N’y ont-ils pas assez goûté, nos ados ? 

Alexandre Sirois
Alexandre Sirois La Presse

La moindre des choses qu’on puisse faire, alors que la situation épidémiologique s’améliore rapidement et que la date de leurs bals des finissants et des cérémonies de remise des diplômes approche à grands pas, ce serait de prévoir des accommodements.

Ils ont besoin d’une tape dans le dos, pas d’un nouvel obstacle à franchir.

Et les récentes directives émises par la Santé publique au sujet des activités pour les finissants nous font penser à de nouvelles barrières, installées à quelques mètres de la ligne d’arrivée, alors que les coureurs sont tous épuisés.

PHOTO PAUL RATJE, ARCHIVES ASSOCIATED PRESS

« Les récentes directives émises par la santé publique au sujet des activités pour les finissants nous font penser à de nouvelles barrières », écrit notre éditorialiste.

Heureusement, tant Horacio Arruda que François Legault ont promis des changements.

Ne perdons pas de temps.

Nos jeunes le méritent amplement.

***

Combien de sacrifices ont-ils faits, nos ados pour qu’on puisse aplatir la courbe le plus rapidement possible ?

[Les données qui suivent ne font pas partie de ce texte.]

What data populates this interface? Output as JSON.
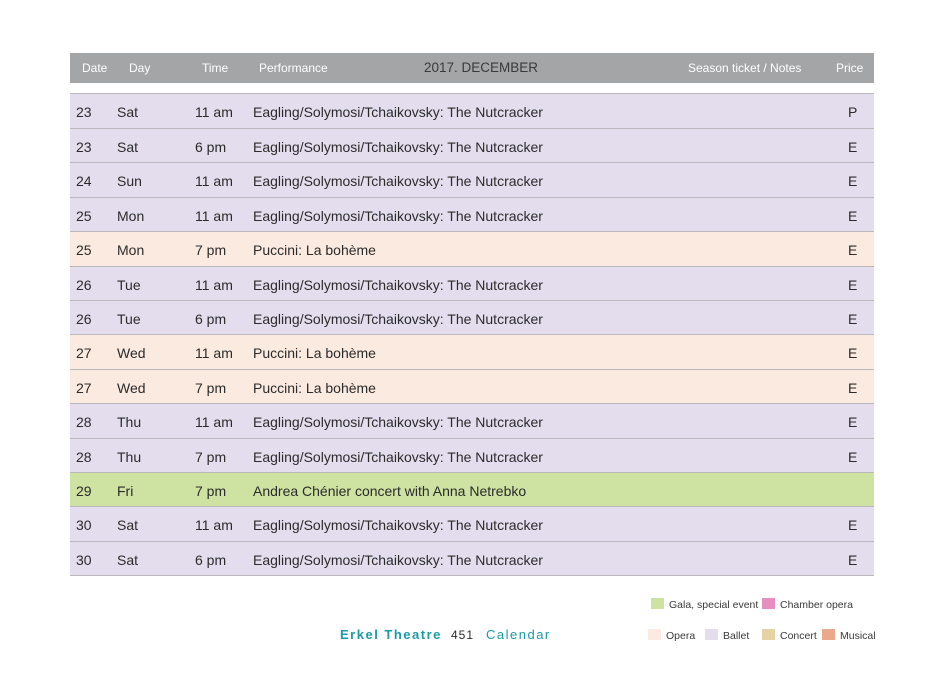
{
  "header": {
    "date": "Date",
    "day": "Day",
    "time": "Time",
    "performance": "Performance",
    "month": "2017. DECEMBER",
    "notes": "Season ticket / Notes",
    "price": "Price"
  },
  "rows": [
    {
      "date": "23",
      "day": "Sat",
      "time": "11 am",
      "performance": "Eagling/Solymosi/Tchaikovsky: The Nutcracker",
      "price": "P",
      "category": "ballet"
    },
    {
      "date": "23",
      "day": "Sat",
      "time": "6 pm",
      "performance": "Eagling/Solymosi/Tchaikovsky: The Nutcracker",
      "price": "E",
      "category": "ballet"
    },
    {
      "date": "24",
      "day": "Sun",
      "time": "11 am",
      "performance": "Eagling/Solymosi/Tchaikovsky: The Nutcracker",
      "price": "E",
      "category": "ballet"
    },
    {
      "date": "25",
      "day": "Mon",
      "time": "11 am",
      "performance": "Eagling/Solymosi/Tchaikovsky: The Nutcracker",
      "price": "E",
      "category": "ballet"
    },
    {
      "date": "25",
      "day": "Mon",
      "time": "7 pm",
      "performance": "Puccini: La bohème",
      "price": "E",
      "category": "opera"
    },
    {
      "date": "26",
      "day": "Tue",
      "time": "11 am",
      "performance": "Eagling/Solymosi/Tchaikovsky: The Nutcracker",
      "price": "E",
      "category": "ballet"
    },
    {
      "date": "26",
      "day": "Tue",
      "time": "6 pm",
      "performance": "Eagling/Solymosi/Tchaikovsky: The Nutcracker",
      "price": "E",
      "category": "ballet"
    },
    {
      "date": "27",
      "day": "Wed",
      "time": "11 am",
      "performance": "Puccini: La bohème",
      "price": "E",
      "category": "opera"
    },
    {
      "date": "27",
      "day": "Wed",
      "time": "7 pm",
      "performance": "Puccini: La bohème",
      "price": "E",
      "category": "opera"
    },
    {
      "date": "28",
      "day": "Thu",
      "time": "11 am",
      "performance": "Eagling/Solymosi/Tchaikovsky: The Nutcracker",
      "price": "E",
      "category": "ballet"
    },
    {
      "date": "28",
      "day": "Thu",
      "time": "7 pm",
      "performance": "Eagling/Solymosi/Tchaikovsky: The Nutcracker",
      "price": "E",
      "category": "ballet"
    },
    {
      "date": "29",
      "day": "Fri",
      "time": "7 pm",
      "performance": "Andrea Chénier concert with Anna Netrebko",
      "price": "",
      "category": "gala"
    },
    {
      "date": "30",
      "day": "Sat",
      "time": "11 am",
      "performance": "Eagling/Solymosi/Tchaikovsky: The Nutcracker",
      "price": "E",
      "category": "ballet"
    },
    {
      "date": "30",
      "day": "Sat",
      "time": "6 pm",
      "performance": "Eagling/Solymosi/Tchaikovsky: The Nutcracker",
      "price": "E",
      "category": "ballet"
    }
  ],
  "legend": {
    "gala": {
      "label": "Gala, special event",
      "color": "#cee2a1"
    },
    "chamber": {
      "label": "Chamber opera",
      "color": "#e78fbf"
    },
    "opera": {
      "label": "Opera",
      "color": "#fbeadf"
    },
    "ballet": {
      "label": "Ballet",
      "color": "#e3ddee"
    },
    "concert": {
      "label": "Concert",
      "color": "#e6d3a3"
    },
    "musical": {
      "label": "Musical",
      "color": "#e9a98a"
    }
  },
  "footer": {
    "theatre": "Erkel Theatre",
    "page": "451",
    "section": "Calendar"
  }
}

Ils n’avaient pas grand-chose à gagner sur le plan individuel. L’idée était surtout de protéger leurs aînés et nos hôpitaux.

Pourtant, ils ont – en majorité – respecté avec un grand sérieux les recommandations de la Santé publique.

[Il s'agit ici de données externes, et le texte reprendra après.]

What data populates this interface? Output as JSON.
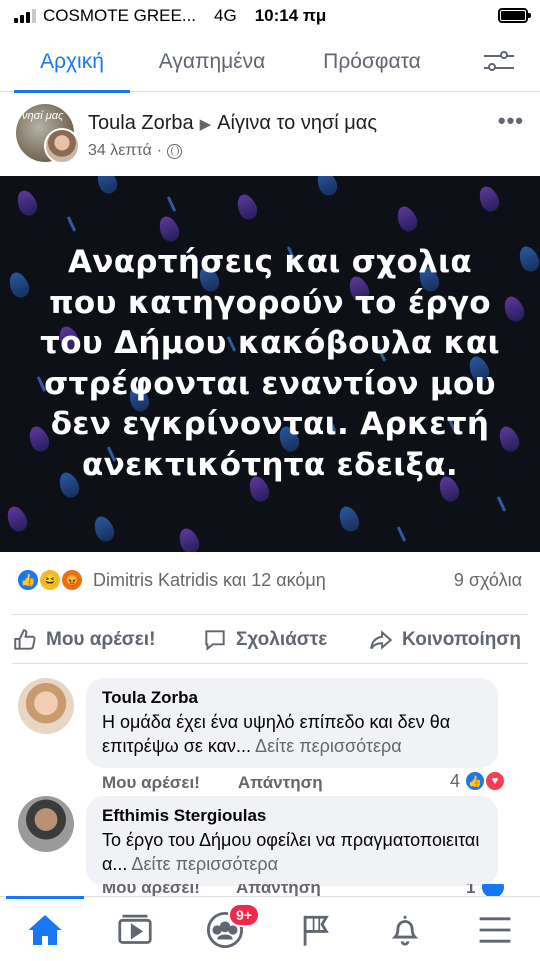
{
  "status_bar": {
    "carrier": "COSMOTE GREE...",
    "network": "4G",
    "time": "10:14 πμ"
  },
  "top_tabs": [
    {
      "label": "Αρχική",
      "active": true
    },
    {
      "label": "Αγαπημένα",
      "active": false
    },
    {
      "label": "Πρόσφατα",
      "active": false
    }
  ],
  "post": {
    "author": "Toula Zorba",
    "group": "Αίγινα το νησί μας",
    "group_thumb_text": "νησί μας",
    "time": "34 λεπτά",
    "image_text": [
      "Αναρτήσεις και σχολια",
      "που κατηγορούν το έργο",
      "του Δήμου κακόβουλα  και",
      "στρέφονται εναντίον μου",
      "δεν εγκρίνονται. Αρκετή",
      "ανεκτικότητα εδειξα."
    ],
    "reactions_text": "Dimitris Katridis και 12 ακόμη",
    "comments_count": "9 σχόλια"
  },
  "actions": {
    "like": "Μου αρέσει!",
    "comment": "Σχολιάστε",
    "share": "Κοινοποίηση"
  },
  "comments": [
    {
      "name": "Toula Zorba",
      "text": "Η ομάδα έχει ένα υψηλό  επίπεδο και δεν θα επιτρέψω σε καν... ",
      "see_more": "Δείτε περισσότερα",
      "like_label": "Μου αρέσει!",
      "reply_label": "Απάντηση",
      "reaction_count": "4"
    },
    {
      "name": "Efthimis Stergioulas",
      "text": "Το έργο του Δήμου οφείλει να πραγματοποιειται α... ",
      "see_more": "Δείτε περισσότερα",
      "like_label": "Μου αρέσει!",
      "reply_label": "Απάντηση",
      "reaction_count": "1"
    }
  ],
  "bottom_nav": {
    "groups_badge": "9+"
  },
  "colors": {
    "accent": "#1877f2",
    "badge": "#f02849",
    "image_bg": "#0e1017"
  }
}
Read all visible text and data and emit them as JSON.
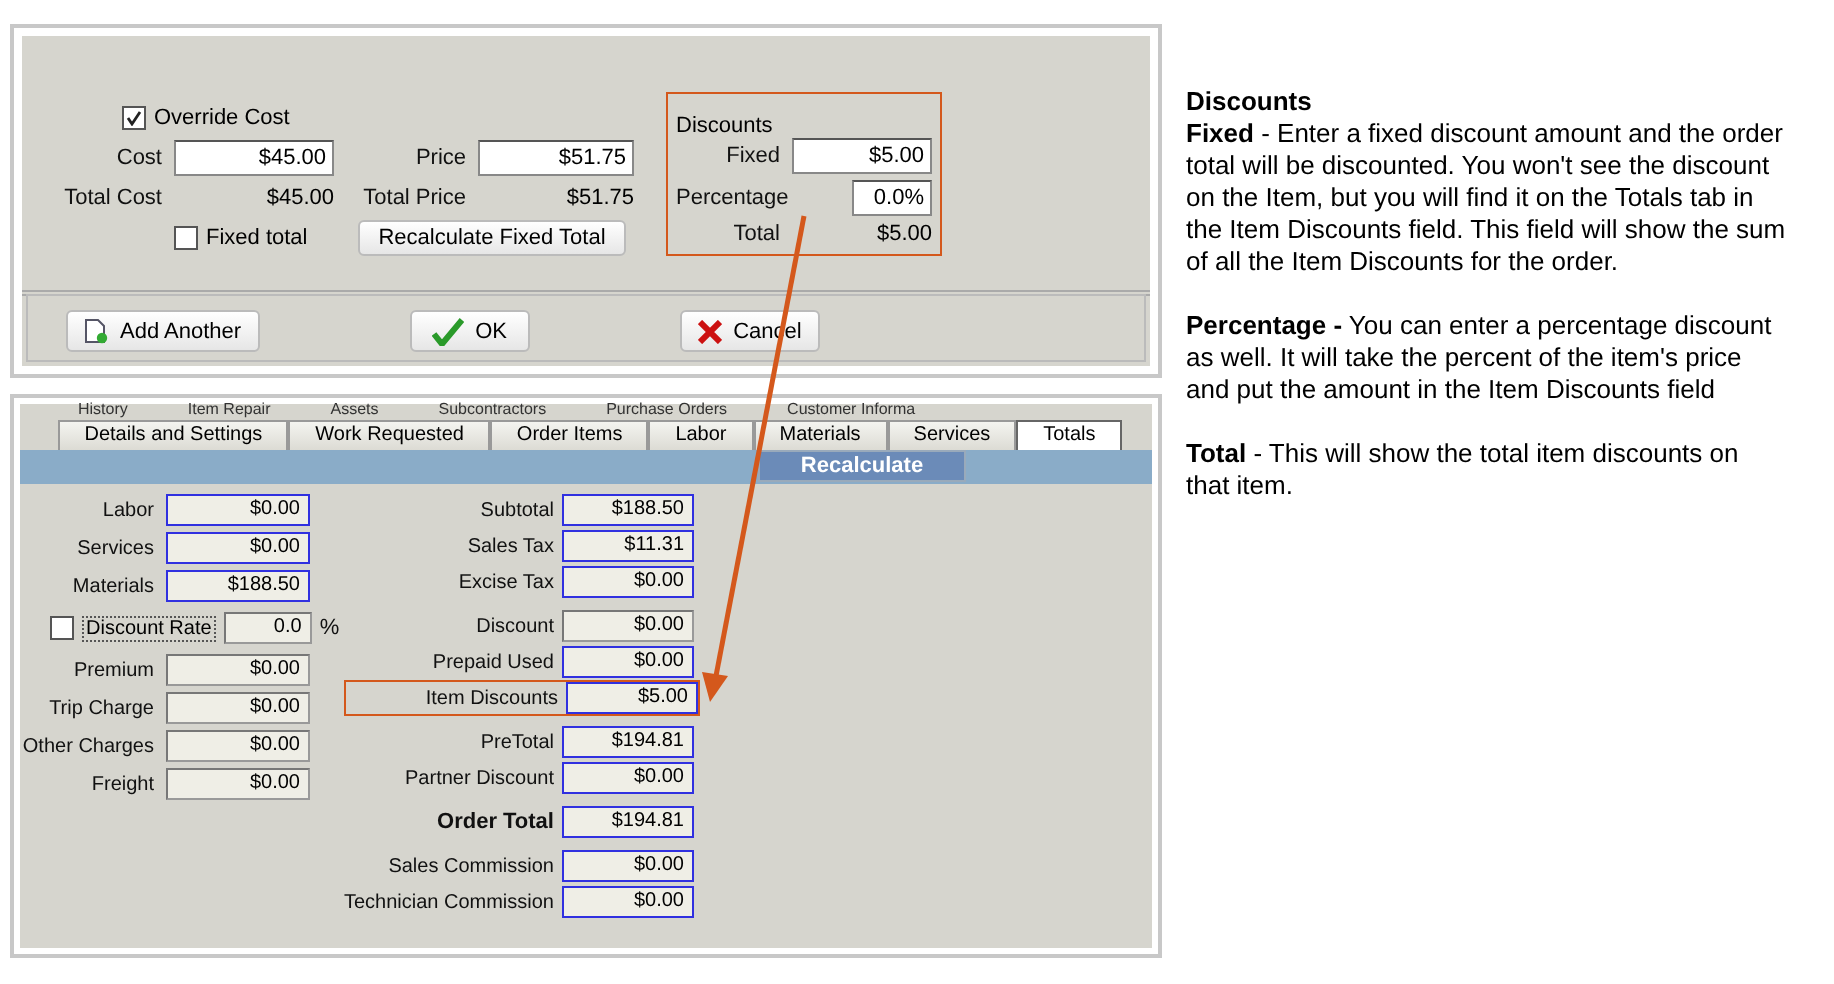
{
  "item_dialog": {
    "override_cost": {
      "label": "Override Cost",
      "checked": true
    },
    "cost": {
      "label": "Cost",
      "value": "$45.00"
    },
    "price": {
      "label": "Price",
      "value": "$51.75"
    },
    "total_cost": {
      "label": "Total Cost",
      "value": "$45.00"
    },
    "total_price": {
      "label": "Total Price",
      "value": "$51.75"
    },
    "fixed_total": {
      "label": "Fixed total",
      "checked": false
    },
    "recalculate_button": "Recalculate Fixed Total",
    "discounts": {
      "title": "Discounts",
      "fixed": {
        "label": "Fixed",
        "value": "$5.00"
      },
      "percentage": {
        "label": "Percentage",
        "value": "0.0%"
      },
      "total": {
        "label": "Total",
        "value": "$5.00"
      }
    },
    "buttons": [
      {
        "label": "Add Another",
        "kind": "add"
      },
      {
        "label": "OK",
        "kind": "ok"
      },
      {
        "label": "Cancel",
        "kind": "cancel"
      }
    ]
  },
  "work_order": {
    "back_tabs": [
      "History",
      "Item Repair",
      "Assets",
      "Subcontractors",
      "Purchase Orders",
      "Customer Informa"
    ],
    "tabs": [
      {
        "label": "Details and Settings",
        "selected": false
      },
      {
        "label": "Work Requested",
        "selected": false
      },
      {
        "label": "Order Items",
        "selected": false
      },
      {
        "label": "Labor",
        "selected": false
      },
      {
        "label": "Materials",
        "selected": false
      },
      {
        "label": "Services",
        "selected": false
      },
      {
        "label": "Totals",
        "selected": true
      }
    ],
    "recalculate_button": "Recalculate",
    "costs": [
      {
        "label": "Labor",
        "value": "$0.00",
        "kind": "computed"
      },
      {
        "label": "Services",
        "value": "$0.00",
        "kind": "computed"
      },
      {
        "label": "Materials",
        "value": "$188.50",
        "kind": "computed"
      }
    ],
    "discount_rate": {
      "label": "Discount Rate",
      "checked": false,
      "value": "0.0",
      "unit": "%"
    },
    "charges": [
      {
        "label": "Premium",
        "value": "$0.00",
        "kind": "input"
      },
      {
        "label": "Trip Charge",
        "value": "$0.00",
        "kind": "input"
      },
      {
        "label": "Other Charges",
        "value": "$0.00",
        "kind": "input"
      },
      {
        "label": "Freight",
        "value": "$0.00",
        "kind": "input"
      }
    ],
    "summary_groups": [
      [
        {
          "label": "Subtotal",
          "value": "$188.50",
          "kind": "computed",
          "bold": false,
          "highlighted": false
        },
        {
          "label": "Sales Tax",
          "value": "$11.31",
          "kind": "computed",
          "bold": false,
          "highlighted": false
        },
        {
          "label": "Excise Tax",
          "value": "$0.00",
          "kind": "computed",
          "bold": false,
          "highlighted": false
        }
      ],
      [
        {
          "label": "Discount",
          "value": "$0.00",
          "kind": "input",
          "bold": false,
          "highlighted": false
        },
        {
          "label": "Prepaid Used",
          "value": "$0.00",
          "kind": "computed",
          "bold": false,
          "highlighted": false
        },
        {
          "label": "Item Discounts",
          "value": "$5.00",
          "kind": "computed",
          "bold": false,
          "highlighted": true
        }
      ],
      [
        {
          "label": "PreTotal",
          "value": "$194.81",
          "kind": "computed",
          "bold": false,
          "highlighted": false
        },
        {
          "label": "Partner Discount",
          "value": "$0.00",
          "kind": "computed",
          "bold": false,
          "highlighted": false
        }
      ],
      [
        {
          "label": "Order Total",
          "value": "$194.81",
          "kind": "computed",
          "bold": true,
          "highlighted": false
        }
      ],
      [
        {
          "label": "Sales Commission",
          "value": "$0.00",
          "kind": "computed",
          "bold": false,
          "highlighted": false
        },
        {
          "label": "Technician Commission",
          "value": "$0.00",
          "kind": "computed",
          "bold": false,
          "highlighted": false
        }
      ]
    ]
  },
  "explanation": {
    "heading": "Discounts",
    "paragraphs": [
      "**Fixed** - Enter a fixed discount amount and the order total will be discounted. You won't see the discount on the Item, but you will find it on the Totals tab in the Item Discounts field. This field will show the sum of all the Item Discounts for the order.",
      "**Percentage -** You can enter a percentage discount as well. It will take the percent of the item's price and put the amount in the Item Discounts field",
      "**Total** - This will show the total item discounts on that item."
    ]
  }
}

Masques, écouvillons, distanciation, école en mode virtuel, etc. Depuis le début de cette guerre contre la pandémie, les jeunes sont de loyaux soldats.

Mais cette loyauté a un prix.

Oh, la COVID-19, directement, est pour eux généralement inoffensive ! Mais indirectement, c’est une tout autre histoire. Ils sont parmi ceux qui paient le plus lourd tribut.

Leur quotidien a été chamboulé alors qu’ils traversent une période charnière de leur vie.

Leur milieu de vie a été transformé en champ de bataille.

La santé physique, pour beaucoup, a écopé.

Et que dire de leur santé psychologique. Les statistiques, à ce sujet, sont accablantes. Les témoignages des médecins les confirment.

Et cette détresse tombe bien mal. On manque de ressources en santé mentale.

Les listes s’allongent et les moyens mis de l’avant par Québec pour y remédier sont à peu près aussi efficaces que d’essayer de clouer du Jell-O sur un mur.

Offrir à nos ados des activités de finissants dignes de ce nom ne va pas empêcher la pandémie de leur empoisonner la vie. Mais ce serait un baume sur leurs plaies. Et ça permettrait d’atténuer certaines frustrations.

On les comprend de trouver leur sort injuste alors que les terrasses accueillent de nouveau des clients et que La Ronde peut ouvrir ses portes, comme d’ailleurs les musées et les cinémas.

****

Évidemment, les accommodements devront être raisonnables.

Personne ne veut voir les éclosions se multiplier dans la foulée des bals de finissants.

Mais ce qu’il faut comprendre, aussi, c’est que les écoles avaient déjà fait des pieds et des mains pour organiser diverses activités de finissants tout en se conformant aux mesures sanitaires en vigueur. Notamment en organisant les cérémonies à l’extérieur, par petits groupes.

C’est ce que confirme la Fédération québécoise des directions d’établissement d’enseignement, qui est d’ailleurs en discussion avec Québec pour la suite des choses.

Elle réclame par-dessus tout des assouplissements de deux ordres.

  1. Les parents devraient pouvoir participer aux bals avec les finissants ; c’est possible en respectant les mesures de distanciation avec les autres familles.
  2. Les écoles devraient pouvoir organiser ces activités en dehors des périodes de cours.

On peut aussi penser que faire preuve de plus de souplesse va permettre de minimiser le risque de multiplication des fêtes de finissants qui ne seraient pas encadrées par le milieu scolaire.

***

« On a eu du fun et ça a marqué ma vie », a répondu François Legault jeudi lorsqu’on l’a questionné au sujet des bals de finissants.

Permettez-nous bien humblement une autre suggestion pour ceux qui sont en train de réfléchir à la meilleure façon d’accommoder les élèves et leurs familles.

Donnons simplement aux écoles la possibilité, tout en respectant les mesures sanitaires, d’organiser des cérémonies qui vont marquer la vie de nos ados.